Abstract

D2-like agonists, such as quinpirole, maintain responding in monkeys, rats, and mice when they are substituted for cocaine. This study examined the influence of operant history and cocaine-paired stimuli (CS) on quinpirole-maintained responding in rats trained to nose poke for cocaine. Upon acquisition of responding for cocaine, substitutions were performed in the presence or absence of injection-CS pairings. Although cocaine maintained responding regardless of whether injections were accompanied by CS, quinpirole maintained responding only when CS were paired with injections.
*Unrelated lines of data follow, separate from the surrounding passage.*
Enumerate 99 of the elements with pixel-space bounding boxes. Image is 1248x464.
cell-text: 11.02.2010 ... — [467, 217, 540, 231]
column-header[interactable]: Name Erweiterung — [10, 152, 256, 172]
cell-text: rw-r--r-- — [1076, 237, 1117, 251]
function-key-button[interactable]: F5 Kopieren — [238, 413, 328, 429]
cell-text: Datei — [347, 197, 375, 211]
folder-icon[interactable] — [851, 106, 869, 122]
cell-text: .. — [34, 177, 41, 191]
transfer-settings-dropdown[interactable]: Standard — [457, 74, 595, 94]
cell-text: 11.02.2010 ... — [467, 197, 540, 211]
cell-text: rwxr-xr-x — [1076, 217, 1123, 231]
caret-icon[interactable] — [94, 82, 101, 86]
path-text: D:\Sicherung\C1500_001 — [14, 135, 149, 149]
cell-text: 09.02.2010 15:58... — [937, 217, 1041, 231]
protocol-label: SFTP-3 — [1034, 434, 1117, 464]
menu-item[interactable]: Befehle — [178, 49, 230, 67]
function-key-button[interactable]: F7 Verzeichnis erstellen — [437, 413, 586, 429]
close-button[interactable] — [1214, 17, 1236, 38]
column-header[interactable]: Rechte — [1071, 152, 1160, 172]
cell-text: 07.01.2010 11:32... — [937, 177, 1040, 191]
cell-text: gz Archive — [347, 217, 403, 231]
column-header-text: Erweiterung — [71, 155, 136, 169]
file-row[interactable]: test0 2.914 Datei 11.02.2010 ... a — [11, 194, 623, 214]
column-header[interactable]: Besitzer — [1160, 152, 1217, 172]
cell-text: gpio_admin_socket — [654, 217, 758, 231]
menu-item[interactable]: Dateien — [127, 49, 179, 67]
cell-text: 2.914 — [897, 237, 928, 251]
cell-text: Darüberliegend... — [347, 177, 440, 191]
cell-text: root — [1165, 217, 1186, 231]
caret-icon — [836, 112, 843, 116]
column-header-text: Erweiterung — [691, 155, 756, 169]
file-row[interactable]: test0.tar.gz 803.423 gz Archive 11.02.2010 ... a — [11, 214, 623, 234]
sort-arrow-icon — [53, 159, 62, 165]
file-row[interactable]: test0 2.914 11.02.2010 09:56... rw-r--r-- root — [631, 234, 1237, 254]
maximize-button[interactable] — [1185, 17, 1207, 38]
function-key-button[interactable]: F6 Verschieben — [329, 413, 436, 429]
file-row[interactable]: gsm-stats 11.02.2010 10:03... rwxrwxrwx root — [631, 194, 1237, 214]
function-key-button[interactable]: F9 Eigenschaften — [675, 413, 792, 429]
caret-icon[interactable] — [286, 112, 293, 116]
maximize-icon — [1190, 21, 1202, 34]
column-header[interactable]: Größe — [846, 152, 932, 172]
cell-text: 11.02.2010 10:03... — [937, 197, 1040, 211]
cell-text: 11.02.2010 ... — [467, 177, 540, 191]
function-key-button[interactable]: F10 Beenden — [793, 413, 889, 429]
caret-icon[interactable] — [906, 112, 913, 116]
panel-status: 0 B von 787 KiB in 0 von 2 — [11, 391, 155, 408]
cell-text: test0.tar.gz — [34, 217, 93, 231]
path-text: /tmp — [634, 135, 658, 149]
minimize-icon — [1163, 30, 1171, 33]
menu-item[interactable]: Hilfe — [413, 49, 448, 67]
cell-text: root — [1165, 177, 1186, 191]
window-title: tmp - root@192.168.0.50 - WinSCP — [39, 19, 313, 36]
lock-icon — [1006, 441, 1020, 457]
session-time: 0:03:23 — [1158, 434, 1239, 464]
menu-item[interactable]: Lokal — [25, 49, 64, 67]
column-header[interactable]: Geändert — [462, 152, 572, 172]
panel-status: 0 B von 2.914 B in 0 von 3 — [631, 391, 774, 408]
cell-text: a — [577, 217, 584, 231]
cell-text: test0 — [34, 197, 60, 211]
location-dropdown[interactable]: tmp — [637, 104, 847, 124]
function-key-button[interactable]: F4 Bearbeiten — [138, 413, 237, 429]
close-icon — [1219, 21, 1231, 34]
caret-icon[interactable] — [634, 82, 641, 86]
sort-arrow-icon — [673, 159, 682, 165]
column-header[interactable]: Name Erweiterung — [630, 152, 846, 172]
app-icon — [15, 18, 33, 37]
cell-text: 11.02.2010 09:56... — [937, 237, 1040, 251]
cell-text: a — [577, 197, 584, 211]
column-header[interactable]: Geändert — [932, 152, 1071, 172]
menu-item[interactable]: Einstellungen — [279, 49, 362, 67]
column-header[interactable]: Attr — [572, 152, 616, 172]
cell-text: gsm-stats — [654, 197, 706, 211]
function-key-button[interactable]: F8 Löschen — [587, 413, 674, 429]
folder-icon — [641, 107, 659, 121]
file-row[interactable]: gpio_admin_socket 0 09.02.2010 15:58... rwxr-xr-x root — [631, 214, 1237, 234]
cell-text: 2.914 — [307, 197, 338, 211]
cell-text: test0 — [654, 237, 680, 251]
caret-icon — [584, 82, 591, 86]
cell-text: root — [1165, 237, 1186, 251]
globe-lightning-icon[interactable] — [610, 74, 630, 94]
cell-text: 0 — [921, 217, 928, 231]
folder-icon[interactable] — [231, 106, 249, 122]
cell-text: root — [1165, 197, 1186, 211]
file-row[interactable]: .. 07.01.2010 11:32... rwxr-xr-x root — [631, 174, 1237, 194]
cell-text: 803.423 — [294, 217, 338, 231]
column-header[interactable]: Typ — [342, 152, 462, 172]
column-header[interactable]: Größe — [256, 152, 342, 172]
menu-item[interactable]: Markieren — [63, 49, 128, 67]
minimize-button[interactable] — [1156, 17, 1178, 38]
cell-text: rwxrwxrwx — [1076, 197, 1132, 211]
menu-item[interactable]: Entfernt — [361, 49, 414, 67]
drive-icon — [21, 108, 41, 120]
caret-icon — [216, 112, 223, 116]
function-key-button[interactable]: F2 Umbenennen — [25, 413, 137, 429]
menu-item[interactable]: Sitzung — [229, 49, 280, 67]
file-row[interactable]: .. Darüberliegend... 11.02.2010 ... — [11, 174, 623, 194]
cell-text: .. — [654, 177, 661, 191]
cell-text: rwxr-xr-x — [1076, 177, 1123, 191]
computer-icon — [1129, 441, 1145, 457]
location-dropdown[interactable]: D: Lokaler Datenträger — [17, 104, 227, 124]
To assess the influence of operant history, injections of cocaine, quinpirole, remifentanil, nicotine, or saline were made available on a previously inactive lever, while nose pokes continued to result in CS presentation. Although responding was reallocated from the nose poke to the lever when cocaine or remifentanil was available, lever presses remained low, and nose poking persisted when quinpirole or nicotine was made contingent upon lever presses. Finally, quinpirole pretreatments resulted in high rates of nose poking when nose pokes resulted in CS presentation alone, but failed to maintain nose poking when the CS was omitted. Taken together, these results suggest that the response-maintaining effects of quinpirole are primarily mediated by an enhancement of the conditioned reinforcing effects of earlier CS, rather than by a reinforcing effect of quinpirole.